Vaccine corps refer to the those who could deliver vaccine shots, monitoring individuals who had just been vaccinated or scheduling second doses for the vaccines to be fully effective.
On the other hand, states with larger population size would have to mobilise a large number of vaccine corps driving through muddy, uneven roads besides having a boat ride to reach the remote or rural population who live beyond 5km of any kind of health facility. A lack of specialists and medical equipment would also hinder the progress of vaccination.
As of May 5, only 10 percent (991,906 individuals) out of 9.9 million targeted population nationwide received their first dose of the Covid-19 vaccine during Phase 1 and 2 of the vaccination. With the recent rise of Covid-19 cases in the country, there is an increasing concern that the vaccination coverage remains low in some states such as Sabah, Selangor, Johor, Kedah, Sarawak and Kelantan.
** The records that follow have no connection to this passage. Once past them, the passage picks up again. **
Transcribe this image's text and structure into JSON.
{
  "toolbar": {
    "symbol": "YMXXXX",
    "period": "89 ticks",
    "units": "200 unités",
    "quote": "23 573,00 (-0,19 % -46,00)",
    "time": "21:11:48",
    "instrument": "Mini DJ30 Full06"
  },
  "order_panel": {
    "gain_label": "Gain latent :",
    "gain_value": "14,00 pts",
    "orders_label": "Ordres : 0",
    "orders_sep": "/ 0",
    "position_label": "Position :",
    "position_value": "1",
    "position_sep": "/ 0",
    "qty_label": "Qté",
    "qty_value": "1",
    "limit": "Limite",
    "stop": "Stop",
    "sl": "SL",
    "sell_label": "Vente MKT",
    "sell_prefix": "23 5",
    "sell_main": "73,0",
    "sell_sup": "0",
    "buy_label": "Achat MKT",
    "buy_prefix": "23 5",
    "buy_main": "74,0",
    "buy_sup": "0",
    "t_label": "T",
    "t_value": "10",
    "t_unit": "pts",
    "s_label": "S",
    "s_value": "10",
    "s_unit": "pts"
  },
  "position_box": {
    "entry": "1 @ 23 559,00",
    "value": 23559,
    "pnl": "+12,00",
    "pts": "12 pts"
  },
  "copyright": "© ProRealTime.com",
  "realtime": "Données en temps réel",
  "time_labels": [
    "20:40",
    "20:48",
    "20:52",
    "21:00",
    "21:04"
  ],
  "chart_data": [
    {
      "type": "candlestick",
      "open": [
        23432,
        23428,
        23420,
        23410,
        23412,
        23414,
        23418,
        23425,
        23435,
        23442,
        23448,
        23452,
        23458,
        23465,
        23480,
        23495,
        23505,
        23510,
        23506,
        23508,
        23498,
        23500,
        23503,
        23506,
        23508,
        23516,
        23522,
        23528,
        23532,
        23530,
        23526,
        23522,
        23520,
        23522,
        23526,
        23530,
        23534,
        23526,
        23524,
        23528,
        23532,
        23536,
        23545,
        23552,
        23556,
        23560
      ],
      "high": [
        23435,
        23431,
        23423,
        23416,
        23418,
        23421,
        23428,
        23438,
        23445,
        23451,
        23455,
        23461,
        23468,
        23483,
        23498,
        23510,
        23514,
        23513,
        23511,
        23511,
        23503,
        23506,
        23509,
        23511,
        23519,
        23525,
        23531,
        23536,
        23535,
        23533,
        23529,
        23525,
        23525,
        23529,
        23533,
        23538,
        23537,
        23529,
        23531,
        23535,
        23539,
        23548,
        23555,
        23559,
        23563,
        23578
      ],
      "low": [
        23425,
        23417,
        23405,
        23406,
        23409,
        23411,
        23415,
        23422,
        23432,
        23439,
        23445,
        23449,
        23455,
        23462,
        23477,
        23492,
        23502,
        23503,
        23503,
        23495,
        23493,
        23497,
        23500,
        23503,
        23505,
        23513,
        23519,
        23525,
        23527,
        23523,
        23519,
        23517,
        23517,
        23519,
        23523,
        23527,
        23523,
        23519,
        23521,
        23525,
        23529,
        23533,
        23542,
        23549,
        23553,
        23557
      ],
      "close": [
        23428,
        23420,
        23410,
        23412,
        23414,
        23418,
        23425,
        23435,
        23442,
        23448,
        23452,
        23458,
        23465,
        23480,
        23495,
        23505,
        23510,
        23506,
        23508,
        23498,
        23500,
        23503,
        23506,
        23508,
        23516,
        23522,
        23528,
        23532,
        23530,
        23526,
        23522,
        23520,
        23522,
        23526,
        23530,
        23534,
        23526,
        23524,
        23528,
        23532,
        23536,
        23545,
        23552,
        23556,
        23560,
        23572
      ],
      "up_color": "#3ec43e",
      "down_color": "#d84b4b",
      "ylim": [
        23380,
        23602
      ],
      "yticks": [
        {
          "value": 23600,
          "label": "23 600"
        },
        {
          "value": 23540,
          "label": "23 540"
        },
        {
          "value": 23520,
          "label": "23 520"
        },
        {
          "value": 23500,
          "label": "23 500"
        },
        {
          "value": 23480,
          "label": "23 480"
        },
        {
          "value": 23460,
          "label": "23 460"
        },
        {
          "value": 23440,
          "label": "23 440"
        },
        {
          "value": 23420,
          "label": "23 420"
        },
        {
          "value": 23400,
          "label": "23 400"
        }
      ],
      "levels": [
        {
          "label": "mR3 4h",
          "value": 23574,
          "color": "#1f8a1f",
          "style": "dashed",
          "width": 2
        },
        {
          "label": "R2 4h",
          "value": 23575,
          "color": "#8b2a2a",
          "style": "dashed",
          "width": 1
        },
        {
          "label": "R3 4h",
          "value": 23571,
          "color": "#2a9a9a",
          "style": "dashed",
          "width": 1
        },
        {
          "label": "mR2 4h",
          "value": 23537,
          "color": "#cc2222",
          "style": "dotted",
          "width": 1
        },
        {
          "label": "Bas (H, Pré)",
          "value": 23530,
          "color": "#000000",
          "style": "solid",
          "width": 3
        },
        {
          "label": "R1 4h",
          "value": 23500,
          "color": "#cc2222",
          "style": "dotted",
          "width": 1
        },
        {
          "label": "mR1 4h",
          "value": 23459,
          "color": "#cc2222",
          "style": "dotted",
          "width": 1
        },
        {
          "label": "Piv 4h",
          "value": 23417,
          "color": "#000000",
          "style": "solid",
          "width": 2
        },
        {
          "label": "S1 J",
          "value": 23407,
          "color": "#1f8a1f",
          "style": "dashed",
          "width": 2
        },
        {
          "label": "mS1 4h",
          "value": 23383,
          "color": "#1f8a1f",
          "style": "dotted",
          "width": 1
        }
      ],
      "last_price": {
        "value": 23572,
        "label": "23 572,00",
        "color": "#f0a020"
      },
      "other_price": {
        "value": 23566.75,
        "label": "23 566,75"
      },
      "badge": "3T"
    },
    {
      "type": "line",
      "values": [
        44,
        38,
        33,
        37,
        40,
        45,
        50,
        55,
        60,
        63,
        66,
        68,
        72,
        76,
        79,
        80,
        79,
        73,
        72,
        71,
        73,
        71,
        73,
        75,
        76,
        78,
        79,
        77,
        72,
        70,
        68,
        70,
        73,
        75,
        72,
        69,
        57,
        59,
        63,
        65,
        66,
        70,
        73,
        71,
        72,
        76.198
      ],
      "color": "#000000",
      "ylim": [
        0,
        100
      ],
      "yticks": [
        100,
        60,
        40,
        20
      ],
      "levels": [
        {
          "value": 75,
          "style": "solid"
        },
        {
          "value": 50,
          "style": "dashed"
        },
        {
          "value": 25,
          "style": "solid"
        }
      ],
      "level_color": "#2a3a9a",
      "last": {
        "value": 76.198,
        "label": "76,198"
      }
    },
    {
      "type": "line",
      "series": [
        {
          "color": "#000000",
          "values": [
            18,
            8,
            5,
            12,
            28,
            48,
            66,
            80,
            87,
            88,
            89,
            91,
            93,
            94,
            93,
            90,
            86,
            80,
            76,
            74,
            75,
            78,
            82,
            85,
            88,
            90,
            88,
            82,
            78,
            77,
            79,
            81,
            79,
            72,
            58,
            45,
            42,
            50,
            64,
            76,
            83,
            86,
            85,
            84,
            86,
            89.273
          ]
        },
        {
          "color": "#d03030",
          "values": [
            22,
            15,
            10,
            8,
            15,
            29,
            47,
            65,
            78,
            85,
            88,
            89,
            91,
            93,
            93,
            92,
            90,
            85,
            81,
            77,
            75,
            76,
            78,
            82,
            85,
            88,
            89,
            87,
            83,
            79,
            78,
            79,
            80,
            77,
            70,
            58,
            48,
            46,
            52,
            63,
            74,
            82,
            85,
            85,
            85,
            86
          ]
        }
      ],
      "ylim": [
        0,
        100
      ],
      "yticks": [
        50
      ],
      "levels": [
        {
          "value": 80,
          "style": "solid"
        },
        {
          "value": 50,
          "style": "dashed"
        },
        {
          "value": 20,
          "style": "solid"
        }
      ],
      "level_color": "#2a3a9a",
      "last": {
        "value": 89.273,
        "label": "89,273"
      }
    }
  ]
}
Although it is a good sign that 268,000 people in Kuala Lumpur and Selangor registered their interest for the AstraZeneca vaccine voluntarily on May 2, the current administration might face challenges to inoculate more individuals outside of Klang Valley during the coming weeks. The NIP Handbook indicated a relatively low number of Vaccines Administration Centres (VACs) allocated in states such as Kelantan, Terengganu, Pahang, Johor, Sabah and Sarawak.
As mentioned in my previous article on “Vaccination coverage: A crucial factor in achieving herd immunity in Malaysia” (Malay Mail, March 30, 2021), JKJAV perhaps could look into several policy recommendations by EMIR Research, enhancing vaccination coverage in all Malaysian states during this year:
Enhance coordination between the federal government and state governments to ensure the vaccines are distributed according to the population needs and logistical requirements;
Mobilise a large number of vaccine corps to volunteer in the vaccination programme. Besides medical, nursing and pharmacy students, vaccine corps could be formed by community grassroots, comprising retired or unemployed clinicians;
Allocate more vaccines to the areas that were identified as red or orange zones. Red zones are the areas with more than 41 confirmed Covid-19 cases whereas orange zones are the areas that have between 21 to 40 cases. For instance, the current administration can allocate more vaccines in seriously infected states such as Selangor, Johor, KL, Sarawak and Kelantan; and
Mark and include all the semi-urban, rural and interior areas onto the map, ensuring an effective house-to-house community outreach programme that will be implemented by the National Disaster Management Agency (Nadma) with the involvement of the military. This would ensure citizens in these areas receiving vaccination sooner.
As suggested by The People’s Health Forum (PHF) on “Is vaccination against Covid-19 really necessary?” (Malay Mail, March 22, 2021), a mass vaccination programme would help Malaysia to achieve herd immunity as scheduled. A lower R-naught value (below 1.0) would also enable Malaysia to gauge the right balance between lives and livelihoods, protecting citizens from infecting deadly epidemics.
In a nutshell, it is crucial for the current administration to constantly monitor the vaccination coverage across all Malaysian states, giving Malaysians the chance to enjoy normalcy and help Malaysia’s economy recover gradually.
Amanda Yeo is Research Analyst at EMIR Research, an independent think tank focused on strategic policy recommendations based on rigorous research.